The morning after the meeting, a German participant said: “Throughout the years I have accused my parents – how could they have been silent? How did they allow themselves to be passive bystanders? And here, I was sitting there, feeling that something bad was happening before me, but I was paralyzed and did nothing”. An Israeli participant said: “How did I not stop this thing?
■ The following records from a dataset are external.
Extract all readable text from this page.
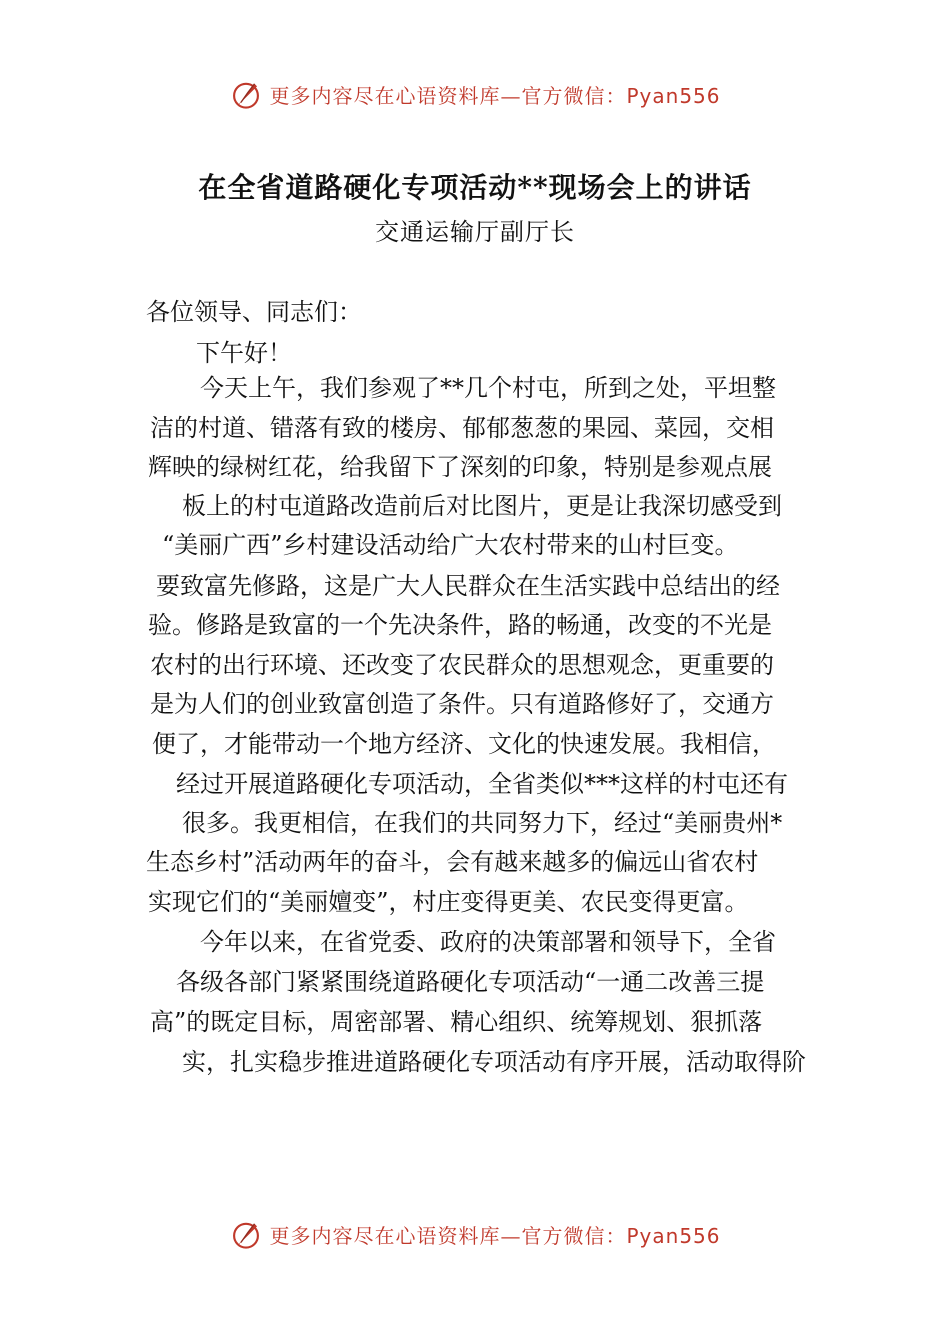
更多内容尽在心语资料库—官方微信：Pyan556
在全省道路硬化专项活动**现场会上的讲话
交通运输厅副厅长
各位领导、同志们：
下午好！
今天上午，我们参观了**几个村屯，所到之处，平坦整
洁的村道、错落有致的楼房、郁郁葱葱的果园、菜园，交相
辉映的绿树红花，给我留下了深刻的印象，特别是参观点展
板上的村屯道路改造前后对比图片，更是让我深切感受到
“美丽广西”乡村建设活动给广大农村带来的山村巨变。
要致富先修路，这是广大人民群众在生活实践中总结出的经
验。修路是致富的一个先决条件，路的畅通，改变的不光是
农村的出行环境、还改变了农民群众的思想观念，更重要的
是为人们的创业致富创造了条件。只有道路修好了，交通方
便了，才能带动一个地方经济、文化的快速发展。我相信，
经过开展道路硬化专项活动，全省类似***这样的村屯还有
很多。我更相信，在我们的共同努力下，经过“美丽贵州*
生态乡村”活动两年的奋斗，会有越来越多的偏远山省农村
实现它们的“美丽嬗变”，村庄变得更美、农民变得更富。
今年以来，在省党委、政府的决策部署和领导下，全省
各级各部门紧紧围绕道路硬化专项活动“一通二改善三提
高”的既定目标，周密部署、精心组织、统筹规划、狠抓落
实，扎实稳步推进道路硬化专项活动有序开展，活动取得阶
更多内容尽在心语资料库—官方微信：Pyan556
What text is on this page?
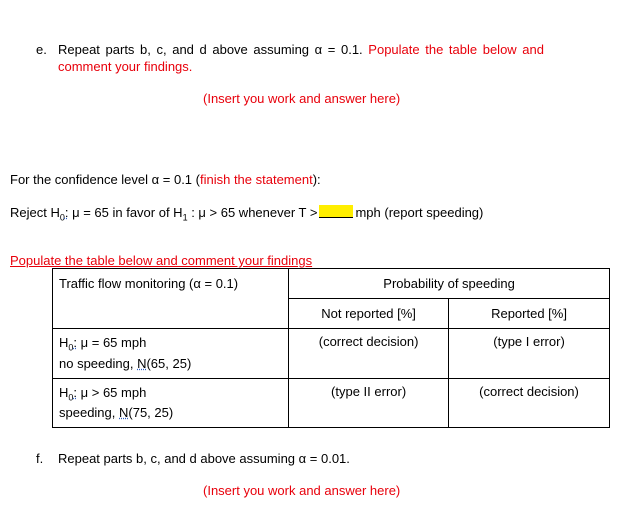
e. Repeat parts b, c, and d above assuming α = 0.1. Populate the table below and
comment your findings.
(Insert you work and answer here)
For the confidence level α = 0.1 (finish the statement):
Reject $H_0$: μ = 65 in favor of $H_1$ : μ > 65 whenever T >	mph (report speeding)
Populate the table below and comment your findings
Traffic flow monitoring (α = 0.1)	Probability of speeding	

	Not reported [%]	Reported [%]

$H_0$: μ = 65 mph
no speeding, N(65, 25)	(correct decision)	(type I error)

$H_0$: μ > 65 mph
speeding, N(75, 25)	(type II error)	(correct decision)
f. Repeat parts b, c, and d above assuming α = 0.01.
(Insert you work and answer here)
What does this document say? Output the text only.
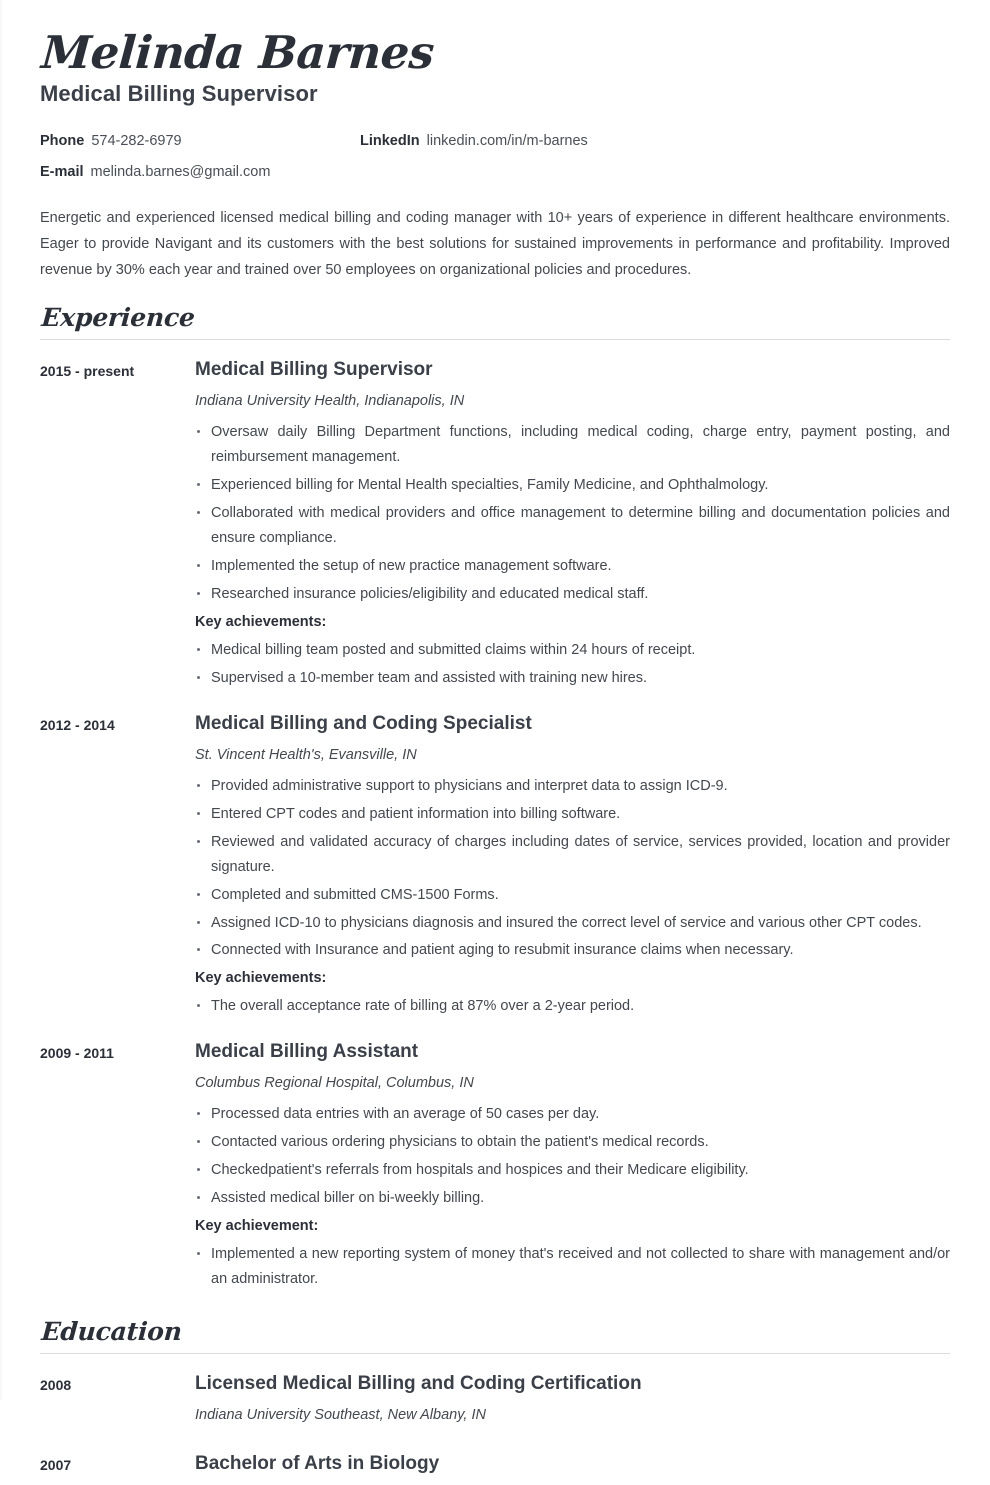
Melinda Barnes
Medical Billing Supervisor
Phone 574-282-6979	LinkedIn linkedin.com/in/m-barnes
E-mail melinda.barnes@gmail.com

Energetic and experienced licensed medical billing and coding manager with 10+ years of experience in different healthcare environments. Eager to provide Navigant and its customers with the best solutions for sustained improvements in performance and profitability. Improved revenue by 30% each year and trained over 50 employees on organizational policies and procedures.

Experience
2015 - present	Medical Billing Supervisor
Indiana University Health, Indianapolis, IN
Oversaw daily Billing Department functions, including medical coding, charge entry, payment posting, and reimbursement management.
Experienced billing for Mental Health specialties, Family Medicine, and Ophthalmology.
Collaborated with medical providers and office management to determine billing and documentation policies and ensure compliance.
Implemented the setup of new practice management software.
Researched insurance policies/eligibility and educated medical staff.
Key achievements:
Medical billing team posted and submitted claims within 24 hours of receipt.
Supervised a 10-member team and assisted with training new hires.
2012 - 2014	Medical Billing and Coding Specialist
St. Vincent Health's, Evansville, IN
Provided administrative support to physicians and interpret data to assign ICD-9.
Entered CPT codes and patient information into billing software.
Reviewed and validated accuracy of charges including dates of service, services provided, location and provider signature.
Completed and submitted CMS-1500 Forms.
Assigned ICD-10 to physicians diagnosis and insured the correct level of service and various other CPT codes.
Connected with Insurance and patient aging to resubmit insurance claims when necessary.
Key achievements:
The overall acceptance rate of billing at 87% over a 2-year period.
2009 - 2011	Medical Billing Assistant
Columbus Regional Hospital, Columbus, IN
Processed data entries with an average of 50 cases per day.
Contacted various ordering physicians to obtain the patient's medical records.
Checkedpatient's referrals from hospitals and hospices and their Medicare eligibility.
Assisted medical biller on bi-weekly billing.
Key achievement:
Implemented a new reporting system of money that's received and not collected to share with management and/or an administrator.
Education
2008	Licensed Medical Billing and Coding Certification
Indiana University Southeast, New Albany, IN
2007	Bachelor of Arts in Biology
Why did I continue to try and explain and justify myself?” Another participant burst in tears for apparently no reason; if in reality there was no actual physical threat, still, it seems that the experience of being attacked was just as real and tangible as to make her cry.

 

Hermann Beland, a German consultant who worked with the Jewish-Israeli group in the review and application group, quoted himself (when he was being attacked by the group, in a conference of Israeli and German psychoanalysts) as saying to his Israeli colleagues, who had severely criticized his therapeutic work with a couple who survived the Holocaust – and in essence attacked him for being a German who is treating Holocaust survivors: “you are no better than me”. I think that aside from the courage required to take such a stand in the circumstances he described as well as in the conference we were taking part in – facing the aggression and criticism of a Jewish-Israeli group, it is right to remember and be reminded that there are no guarantees of purity, and that although we wish to get rid of the dangers of evil and cruelty, we are all there. We cannot presume that “it will not happen to us”, not compared to our parents’ generation and not in relation to other nations. We have no way of guaranteeing that we will never be morally numb and will never cooperate with organized evil. We can perhaps give ourselves some chance of moving on if we acknowledge that.